The petitioner for discharge was declared a bankrupt on January 21, 1935. To his petition for discharge a creditor filed a number of objections. These were referred to Watson B. Adair Esquire, Referee, as Special Master, to report the testimony with recommendation upon the petition. The Referee duly reported and found that the eighth, tenth, eleventh and twelfth objections were sustained, and recommended that the discharge be refused. The specifications of objections which were sustained each have statutory basis, namely, the charge that the bankrupt had failed to keep books of account or records from which his financial condition might be fully ascertained.
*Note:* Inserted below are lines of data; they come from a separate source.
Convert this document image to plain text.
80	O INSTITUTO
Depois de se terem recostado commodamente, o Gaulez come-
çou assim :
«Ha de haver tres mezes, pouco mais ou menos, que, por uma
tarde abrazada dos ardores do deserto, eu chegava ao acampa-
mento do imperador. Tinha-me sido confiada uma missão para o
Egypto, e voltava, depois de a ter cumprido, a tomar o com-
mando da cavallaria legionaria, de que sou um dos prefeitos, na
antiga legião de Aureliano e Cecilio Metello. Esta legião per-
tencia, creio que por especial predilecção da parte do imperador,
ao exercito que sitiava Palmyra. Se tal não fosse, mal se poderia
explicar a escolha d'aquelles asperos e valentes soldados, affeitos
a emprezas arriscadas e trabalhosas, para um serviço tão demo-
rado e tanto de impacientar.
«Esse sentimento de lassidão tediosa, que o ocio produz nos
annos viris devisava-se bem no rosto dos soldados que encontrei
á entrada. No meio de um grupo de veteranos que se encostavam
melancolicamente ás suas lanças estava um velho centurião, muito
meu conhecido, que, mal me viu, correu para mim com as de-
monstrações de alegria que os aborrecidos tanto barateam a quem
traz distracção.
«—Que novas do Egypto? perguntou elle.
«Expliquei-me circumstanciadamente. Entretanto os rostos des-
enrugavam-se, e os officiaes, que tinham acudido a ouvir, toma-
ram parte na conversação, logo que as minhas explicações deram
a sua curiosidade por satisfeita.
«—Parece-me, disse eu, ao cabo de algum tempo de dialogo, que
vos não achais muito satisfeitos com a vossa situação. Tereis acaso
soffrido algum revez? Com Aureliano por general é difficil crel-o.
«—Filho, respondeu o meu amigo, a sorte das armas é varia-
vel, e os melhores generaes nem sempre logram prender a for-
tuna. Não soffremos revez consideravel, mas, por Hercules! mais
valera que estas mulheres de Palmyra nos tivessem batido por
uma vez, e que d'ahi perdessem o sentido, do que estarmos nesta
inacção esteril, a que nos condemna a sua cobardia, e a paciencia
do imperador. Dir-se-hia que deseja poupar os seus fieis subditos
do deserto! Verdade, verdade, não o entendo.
After the report of the Special Master had been filed, the sustained objections, pursuant to petition, were again referred to him for further consideration, and, after hearing further testimony, the Master again reported and made the same recommendation as in his original report. Exceptions thereto were duly filed and have been heard.

The court feels that the refusal of the discharge, as recommended, would be unduly severe in view of the facts found. In his final report the Master said: “The additional testimony explains as well as could be expected in the absence of records, what bankrupt did with the cash which his books show he withdrew from bank. The objections to his discharge are based, however, not on the absence of an explanation but on the failure to indicate the explanation on his books.”
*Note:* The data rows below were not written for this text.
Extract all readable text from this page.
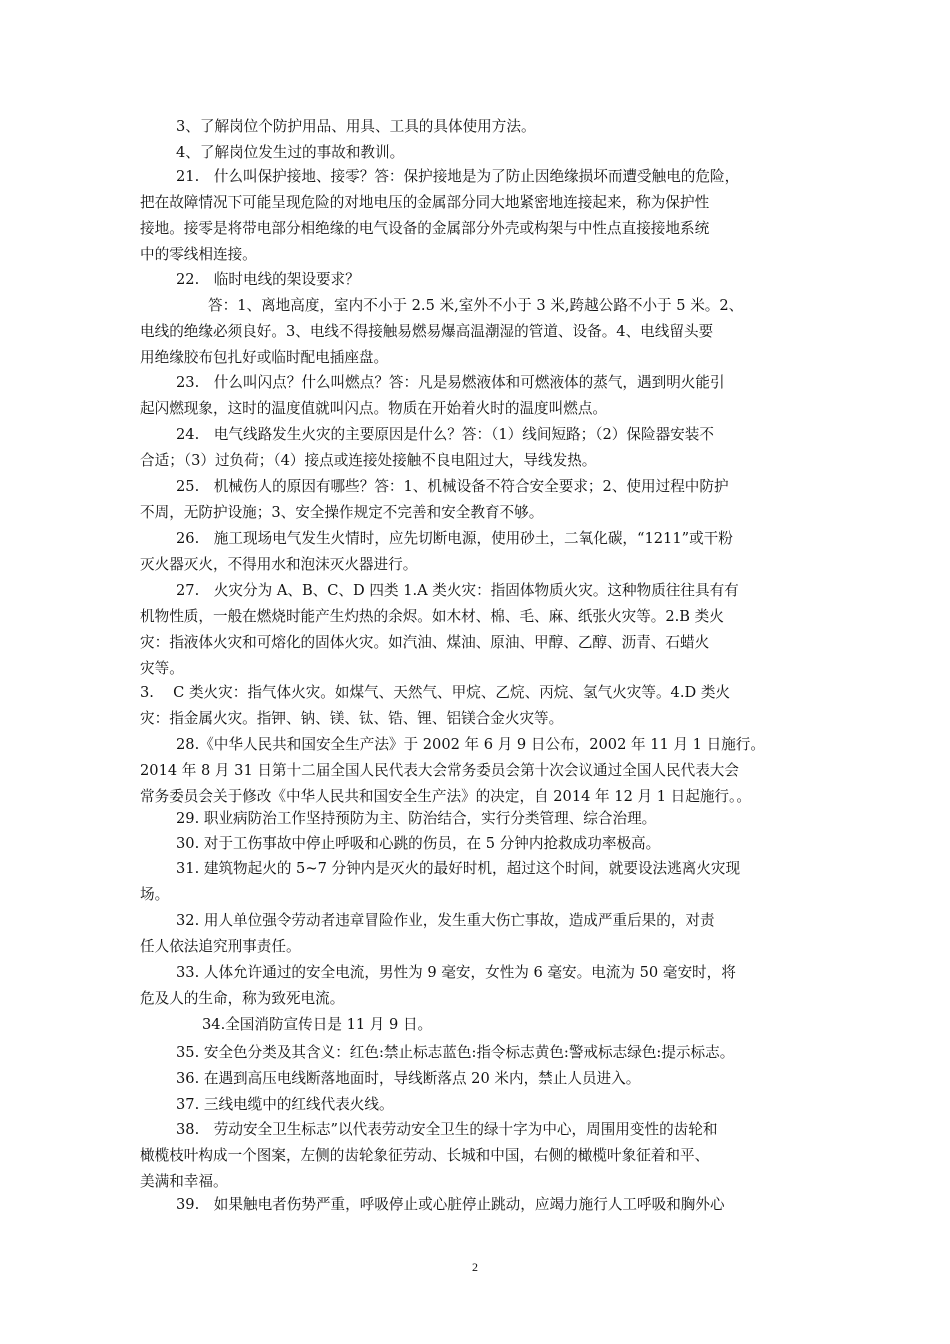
3、了解岗位个防护用品、用具、工具的具体使用方法。
4、了解岗位发生过的事故和教训。
21.　什么叫保护接地、接零？答：保护接地是为了防止因绝缘损坏而遭受触电的危险，
把在故障情况下可能呈现危险的对地电压的金属部分同大地紧密地连接起来，称为保护性
接地。接零是将带电部分相绝缘的电气设备的金属部分外壳或构架与中性点直接接地系统
中的零线相连接。
22.　临时电线的架设要求？
答：1、离地高度，室内不小于 2.5 米,室外不小于 3 米,跨越公路不小于 5 米。2、
电线的绝缘必须良好。3、电线不得接触易燃易爆高温潮湿的管道、设备。4、电线留头要
用绝缘胶布包扎好或临时配电插座盘。
23.　什么叫闪点？什么叫燃点？答：凡是易燃液体和可燃液体的蒸气，遇到明火能引
起闪燃现象，这时的温度值就叫闪点。物质在开始着火时的温度叫燃点。
24.　电气线路发生火灾的主要原因是什么？答：（1）线间短路；（2）保险器安装不
合适；（3）过负荷；（4）接点或连接处接触不良电阻过大，导线发热。
25.　机械伤人的原因有哪些？答：1、机械设备不符合安全要求；2、使用过程中防护
不周，无防护设施；3、安全操作规定不完善和安全教育不够。
26.　施工现场电气发生火情时，应先切断电源，使用砂土，二氧化碳，“1211”或干粉
灭火器灭火，不得用水和泡沫灭火器进行。
27.　火灾分为 A、B、C、D 四类 1.A 类火灾：指固体物质火灾。这种物质往往具有有
机物性质，一般在燃烧时能产生灼热的余烬。如木材、棉、毛、麻、纸张火灾等。2.B 类火
灾：指液体火灾和可熔化的固体火灾。如汽油、煤油、原油、甲醇、乙醇、沥青、石蜡火
灾等。
3.　 C 类火灾：指气体火灾。如煤气、天然气、甲烷、乙烷、丙烷、氢气火灾等。4.D 类火
灾：指金属火灾。指钾、钠、镁、钛、锆、锂、铝镁合金火灾等。
28.《中华人民共和国安全生产法》于 2002 年 6 月 9 日公布，2002 年 11 月 1 日施行。
2014 年 8 月 31 日第十二届全国人民代表大会常务委员会第十次会议通过全国人民代表大会
常务委员会关于修改《中华人民共和国安全生产法》的决定，自 2014 年 12 月 1 日起施行。。
29. 职业病防治工作坚持预防为主、防治结合，实行分类管理、综合治理。
30. 对于工伤事故中停止呼吸和心跳的伤员，在 5 分钟内抢救成功率极高。
31. 建筑物起火的 5~7 分钟内是灭火的最好时机，超过这个时间，就要设法逃离火灾现
场。
32. 用人单位强令劳动者违章冒险作业，发生重大伤亡事故，造成严重后果的，对责
任人依法追究刑事责任。
33. 人体允许通过的安全电流，男性为 9 毫安，女性为 6 毫安。电流为 50 毫安时，将
危及人的生命，称为致死电流。
34.全国消防宣传日是 11 月 9 日。
35. 安全色分类及其含义：红色:禁止标志蓝色:指令标志黄色:警戒标志绿色:提示标志。
36. 在遇到高压电线断落地面时，导线断落点 20 米内，禁止人员进入。
37. 三线电缆中的红线代表火线。
38.　劳动安全卫生标志”以代表劳动安全卫生的绿十字为中心，周围用变性的齿轮和
橄榄枝叶构成一个图案，左侧的齿轮象征劳动、长城和中国，右侧的橄榄叶象征着和平、
美满和幸福。
39.　如果触电者伤势严重，呼吸停止或心脏停止跳动，应竭力施行人工呼吸和胸外心
2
The Master has thus plainly found that the bankrupt, under the testimony adduced, had not been proven guilty of an intent to defraud his creditors. True, the present statute does not, as did its predecessor, require an objecting creditor to prove such an intent; but the present Act, although relieving the objecting creditor of proof of intent, does not wholly ignore the intent in failure to keep proper books and records. The 14th Section of the Bankruptcy Act, 11 U.S.C.A. § 32, in addition to the failure to keep books of account or records as a reason for refusal of discharge, sets forth: “ * * * unless the court deems such acts or failure to have been justified under all the circumstances of the case.”

The bankrupt was not conducting a mercantile, establishment, but was a busy practicing dentist. His books — he had books— were kept by a female clerk none too competent as a bookkeeper. His records disclosed the amounts paid him by his patients, and, with a few exceptions, that such amounts were deposited in his office account with the Union Trust Company of Pittsburgh. The vice of his books and records, as indicated by the Master, was not that he had no books or records, but that such books and records disclosed large withdrawals of cash from his bank without any showing as to the purpose of them.
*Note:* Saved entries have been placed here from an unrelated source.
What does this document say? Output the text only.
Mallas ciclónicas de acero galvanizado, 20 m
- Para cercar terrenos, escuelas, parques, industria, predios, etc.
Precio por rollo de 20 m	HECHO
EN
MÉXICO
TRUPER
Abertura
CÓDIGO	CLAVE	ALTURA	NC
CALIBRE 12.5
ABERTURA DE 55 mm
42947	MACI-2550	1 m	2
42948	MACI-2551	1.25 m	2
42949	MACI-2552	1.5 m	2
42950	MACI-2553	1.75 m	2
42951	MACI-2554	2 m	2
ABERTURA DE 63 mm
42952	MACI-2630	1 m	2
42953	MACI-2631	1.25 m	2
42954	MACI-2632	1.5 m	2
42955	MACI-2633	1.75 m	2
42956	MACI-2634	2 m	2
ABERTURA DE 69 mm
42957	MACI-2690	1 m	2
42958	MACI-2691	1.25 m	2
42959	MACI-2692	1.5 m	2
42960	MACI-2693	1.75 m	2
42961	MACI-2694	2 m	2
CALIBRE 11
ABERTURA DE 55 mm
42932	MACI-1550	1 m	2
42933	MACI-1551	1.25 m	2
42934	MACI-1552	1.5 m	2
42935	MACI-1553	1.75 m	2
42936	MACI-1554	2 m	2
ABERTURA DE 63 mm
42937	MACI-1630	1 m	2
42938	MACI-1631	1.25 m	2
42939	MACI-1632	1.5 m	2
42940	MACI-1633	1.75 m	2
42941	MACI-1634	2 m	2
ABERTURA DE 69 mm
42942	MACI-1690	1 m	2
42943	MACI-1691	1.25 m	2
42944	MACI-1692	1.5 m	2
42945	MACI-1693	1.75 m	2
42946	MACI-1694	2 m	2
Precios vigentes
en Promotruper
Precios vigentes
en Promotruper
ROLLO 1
The testimony discloses that the bankrupt and his wife had accounts in a Wilkinsburg Bank for a number of years prior to the bankruptcy. Immediately prior to bankruptcy the accounts were merged into a joint account. Under the testimony of the bankrupt, which was uncontradicted, most of the cash withdrawals from the Union Trust Company were deposited in the Wilkinsburg Bank and checked out for household and personal expenses, for use in a yearly vacation in Canada and traveling expenses. The amounts received from patients but not deposited in his main bank account were put into this account, bankrupt testified.

In view of the fact that no testimony indicates any willful attempt to conceal his financial condition or intent to defraud on the part of bankrupt, and that his failure was not a failure to keep books but a failure to note in his books and records a desirable specification of use intended of cash withdrawn (not unusual in accounts of professional men), the court feels that the refusal of his discharge is not demanded. See In re Nordheim, 2 Cir., 76 F.2d 888.

The exceptions to the Special Master’s Report will be sustained and the bankrupt discharged upon presentation of the formal order.